Uma empresa sem chefes pode dar certo? Essa questão está cada vez mais presente em um cenário no qual as relações com o trabalho enfrentam transformações profundas e expressões como gestão horizontal, holocracia (método de gestão que distribui o poder entre os funcionários) e organização caórdica (combinação entre caos e um certo nível de ordem) ganham espaço nas discussões sobre o futuro das corporações. Em meio às buscas por novos caminhos, o personagem que mais vem sendo colocado na berlinda é o chefe. Adeptos das novas teorias o veem como a personificação de um modelo ultrapassado, baseado na hierarquia e na imposição de vontades pela opressão e o exercício do poder.
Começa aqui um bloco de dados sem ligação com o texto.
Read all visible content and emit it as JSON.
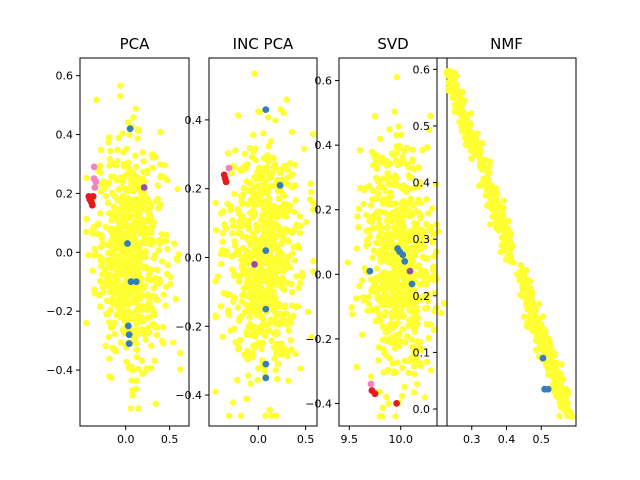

Para o professor Edmarson Bacelar Mota, coordenador do MBA de Desenvolvimento Humano de Gestores da Fundação Getulio Vargas (FGV), o chefe é mesmo uma espécie a caminho da extinção. Considerando-se a sequência projetada para a linha evolutiva do mundo corporativo, até o estilo mais democrático e inspirador de liderança pode ser interpretado como mera sobrevida de uma estrutura condenada. “A progressiva perda do poder concentrado nos chefes é parte de um processo mais amplo, relacionado à necessidade de sobrevivência das empresas”, diz o professor. “Elas são obrigadas a se adaptar gradualmente aos anseios dos profissionais por maior autonomia e realização.”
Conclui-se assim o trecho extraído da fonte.